The fire department partners with the Advanced Law Enforcement Rapid Response Training Center at Texas State University, which emphasizes the importance of entities such as the Harris County Sheriff’s Office, Cy-Fair ISD Police Department and the Cy-Fair Fire Department working together.

Why it matters
Rusty Jacks, Texas Region 2 director for ALERRT, said the organization was established in 2002 following a 1999 school shooting in Columbine, Colorado, which led to 13 fatalities. He said the way law enforcement trained for such events at the time was inadequate.
Twenty-four years later, the Texas Legislature this year mandated all 80,000 officers statewide have at least 16 hours of ALERRT’s active shooter response training every two-year training cycle, Jacks said.

“Even if we were all trained, we can't train for every scenario. But fortunately, through our experience, we're getting better and better each time,” Reed said.
Jacks said the newest evolution in training trends is incident command control structure, a tactic initially developed to help fight forest fires, to coordinate the efforts of multiple people.
“When you talk about an active shooter event, you may have anywhere from two or three up to 20 or 30 different agencies that show up, and then the question is, ‘Who's in charge?’ And how do you coordinate the efforts of hundreds of police officers that are showing up—a lot of whom are from different agencies?” he said.

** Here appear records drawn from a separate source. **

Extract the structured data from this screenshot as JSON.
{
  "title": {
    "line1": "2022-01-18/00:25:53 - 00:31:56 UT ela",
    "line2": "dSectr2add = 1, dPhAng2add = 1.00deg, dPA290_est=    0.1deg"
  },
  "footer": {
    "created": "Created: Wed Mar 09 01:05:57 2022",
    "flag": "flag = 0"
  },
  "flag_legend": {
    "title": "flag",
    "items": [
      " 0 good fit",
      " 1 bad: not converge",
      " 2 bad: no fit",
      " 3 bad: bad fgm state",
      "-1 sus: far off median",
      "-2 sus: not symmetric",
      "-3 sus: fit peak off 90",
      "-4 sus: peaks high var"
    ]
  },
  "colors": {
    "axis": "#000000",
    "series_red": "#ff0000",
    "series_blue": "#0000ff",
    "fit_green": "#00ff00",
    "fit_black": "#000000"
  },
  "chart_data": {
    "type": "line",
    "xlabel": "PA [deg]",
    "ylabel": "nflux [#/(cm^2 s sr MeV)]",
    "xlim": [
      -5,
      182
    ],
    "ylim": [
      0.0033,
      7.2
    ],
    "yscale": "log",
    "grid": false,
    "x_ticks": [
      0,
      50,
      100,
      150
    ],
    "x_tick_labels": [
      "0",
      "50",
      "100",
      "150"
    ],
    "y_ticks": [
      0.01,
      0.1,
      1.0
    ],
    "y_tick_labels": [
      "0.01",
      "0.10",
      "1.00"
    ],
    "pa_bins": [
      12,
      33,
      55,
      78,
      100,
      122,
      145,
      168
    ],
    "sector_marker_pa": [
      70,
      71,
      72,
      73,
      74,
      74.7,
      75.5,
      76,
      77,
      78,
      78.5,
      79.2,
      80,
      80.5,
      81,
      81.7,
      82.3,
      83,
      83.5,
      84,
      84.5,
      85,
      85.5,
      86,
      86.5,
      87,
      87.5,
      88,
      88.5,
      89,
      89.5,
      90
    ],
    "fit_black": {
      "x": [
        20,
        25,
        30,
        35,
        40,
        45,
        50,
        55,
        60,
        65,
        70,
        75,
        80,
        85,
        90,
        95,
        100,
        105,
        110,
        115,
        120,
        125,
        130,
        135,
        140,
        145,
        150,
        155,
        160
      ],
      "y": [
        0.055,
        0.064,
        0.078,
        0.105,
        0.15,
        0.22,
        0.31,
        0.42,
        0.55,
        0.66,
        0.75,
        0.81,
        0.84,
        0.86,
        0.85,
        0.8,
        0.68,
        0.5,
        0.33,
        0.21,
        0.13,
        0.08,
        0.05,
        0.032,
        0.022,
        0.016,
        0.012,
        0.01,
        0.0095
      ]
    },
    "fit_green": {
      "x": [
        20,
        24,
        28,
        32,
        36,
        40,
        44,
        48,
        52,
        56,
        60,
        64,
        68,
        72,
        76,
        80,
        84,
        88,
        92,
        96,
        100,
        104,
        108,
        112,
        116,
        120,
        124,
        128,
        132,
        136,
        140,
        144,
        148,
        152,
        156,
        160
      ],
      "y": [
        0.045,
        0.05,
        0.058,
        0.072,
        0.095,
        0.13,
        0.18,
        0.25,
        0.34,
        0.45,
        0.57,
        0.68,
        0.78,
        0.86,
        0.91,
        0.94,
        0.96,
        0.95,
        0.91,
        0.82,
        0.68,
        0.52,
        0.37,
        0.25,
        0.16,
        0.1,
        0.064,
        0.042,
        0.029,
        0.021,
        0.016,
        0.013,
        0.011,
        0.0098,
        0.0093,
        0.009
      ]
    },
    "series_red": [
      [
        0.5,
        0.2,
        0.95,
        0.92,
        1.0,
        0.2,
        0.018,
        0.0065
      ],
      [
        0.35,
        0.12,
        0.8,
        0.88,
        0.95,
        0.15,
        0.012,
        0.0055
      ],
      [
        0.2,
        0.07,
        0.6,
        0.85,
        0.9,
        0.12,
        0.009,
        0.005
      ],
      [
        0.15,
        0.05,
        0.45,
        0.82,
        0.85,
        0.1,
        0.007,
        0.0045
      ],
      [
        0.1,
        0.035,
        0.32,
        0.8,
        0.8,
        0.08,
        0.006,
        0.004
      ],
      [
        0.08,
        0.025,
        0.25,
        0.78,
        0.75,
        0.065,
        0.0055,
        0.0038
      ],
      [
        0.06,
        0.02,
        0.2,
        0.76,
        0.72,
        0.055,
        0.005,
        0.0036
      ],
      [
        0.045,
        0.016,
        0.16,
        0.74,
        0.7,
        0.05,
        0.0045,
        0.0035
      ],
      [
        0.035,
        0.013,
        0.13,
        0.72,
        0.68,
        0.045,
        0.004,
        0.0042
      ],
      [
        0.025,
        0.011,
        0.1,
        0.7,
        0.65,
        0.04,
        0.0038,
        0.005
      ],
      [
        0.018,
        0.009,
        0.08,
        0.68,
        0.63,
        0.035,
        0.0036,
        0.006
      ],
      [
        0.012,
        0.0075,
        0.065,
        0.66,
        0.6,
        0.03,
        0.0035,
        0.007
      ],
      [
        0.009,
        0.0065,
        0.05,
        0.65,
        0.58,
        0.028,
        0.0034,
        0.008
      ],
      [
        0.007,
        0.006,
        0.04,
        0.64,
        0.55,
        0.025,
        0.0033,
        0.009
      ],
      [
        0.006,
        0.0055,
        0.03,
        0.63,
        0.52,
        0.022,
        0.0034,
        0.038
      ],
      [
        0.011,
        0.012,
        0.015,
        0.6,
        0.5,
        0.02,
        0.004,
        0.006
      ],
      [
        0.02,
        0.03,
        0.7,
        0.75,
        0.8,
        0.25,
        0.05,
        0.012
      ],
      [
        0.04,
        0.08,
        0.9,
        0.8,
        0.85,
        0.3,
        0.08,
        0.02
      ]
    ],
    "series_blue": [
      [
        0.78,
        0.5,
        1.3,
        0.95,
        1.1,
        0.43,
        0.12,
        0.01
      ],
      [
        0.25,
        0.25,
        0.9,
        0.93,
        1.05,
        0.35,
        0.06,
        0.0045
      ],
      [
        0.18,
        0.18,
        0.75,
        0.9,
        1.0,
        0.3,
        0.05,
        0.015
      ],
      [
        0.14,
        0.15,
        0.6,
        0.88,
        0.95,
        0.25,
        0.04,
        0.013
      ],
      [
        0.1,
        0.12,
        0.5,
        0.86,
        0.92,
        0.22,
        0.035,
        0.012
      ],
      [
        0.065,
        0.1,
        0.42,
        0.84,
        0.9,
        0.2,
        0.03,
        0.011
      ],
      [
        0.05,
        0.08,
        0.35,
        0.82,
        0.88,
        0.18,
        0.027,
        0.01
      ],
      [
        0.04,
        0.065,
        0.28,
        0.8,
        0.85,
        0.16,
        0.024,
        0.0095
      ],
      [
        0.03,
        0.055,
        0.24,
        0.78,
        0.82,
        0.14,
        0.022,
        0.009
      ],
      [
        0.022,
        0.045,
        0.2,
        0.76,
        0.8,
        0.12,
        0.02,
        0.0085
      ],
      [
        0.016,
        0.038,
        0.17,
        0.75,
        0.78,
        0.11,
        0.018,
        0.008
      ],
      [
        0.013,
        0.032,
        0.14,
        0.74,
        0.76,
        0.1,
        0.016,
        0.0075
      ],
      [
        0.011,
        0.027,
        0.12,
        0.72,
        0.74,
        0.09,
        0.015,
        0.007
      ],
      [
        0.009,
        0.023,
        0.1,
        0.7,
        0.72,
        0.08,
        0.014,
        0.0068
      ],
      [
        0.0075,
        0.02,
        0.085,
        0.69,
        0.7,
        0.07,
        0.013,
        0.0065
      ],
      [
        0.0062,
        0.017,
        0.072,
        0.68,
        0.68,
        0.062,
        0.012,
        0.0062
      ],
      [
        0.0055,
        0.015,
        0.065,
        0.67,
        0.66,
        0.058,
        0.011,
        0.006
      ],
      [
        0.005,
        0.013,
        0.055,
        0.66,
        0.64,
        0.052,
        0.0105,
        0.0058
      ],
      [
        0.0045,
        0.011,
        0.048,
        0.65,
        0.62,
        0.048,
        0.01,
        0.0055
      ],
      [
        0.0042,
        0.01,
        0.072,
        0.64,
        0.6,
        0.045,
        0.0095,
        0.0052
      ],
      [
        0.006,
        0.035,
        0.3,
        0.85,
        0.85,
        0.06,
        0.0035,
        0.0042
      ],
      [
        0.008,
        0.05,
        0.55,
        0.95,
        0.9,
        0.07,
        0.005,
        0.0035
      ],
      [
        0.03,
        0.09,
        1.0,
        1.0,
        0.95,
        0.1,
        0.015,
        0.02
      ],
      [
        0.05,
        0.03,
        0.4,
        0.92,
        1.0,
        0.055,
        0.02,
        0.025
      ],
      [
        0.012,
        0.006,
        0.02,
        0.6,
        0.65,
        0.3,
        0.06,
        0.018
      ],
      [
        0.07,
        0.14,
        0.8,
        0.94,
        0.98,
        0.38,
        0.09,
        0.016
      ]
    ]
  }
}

“If we can get the command and control together early, speaking the same language, then we can make differences no matter what,” he said.
A closer look
In a typical violent incident, fire and EMS officials set up away from the scene until police can secure the scene, which could take hours in a large school campus or office building, Reed said.
Through ALERRT’s Active Attack Integrated Response method, fire and EMS personnel are paired with police officers and head into the scene to assist as many victims as possible as quickly as possible.

Get involved
Reed said community members should educate themselves through a Stop the Bleed training session. The American College of Surgeons administers the program and offers interactive online courses as well as a list of in-person events open to the public.
“We can only move so fast, and so if people understand how to control bleeding—unfortunately, in the world that we live in, I think it's just as important as knowing CPR and how to spot the signs and symptoms of a stroke,” he said.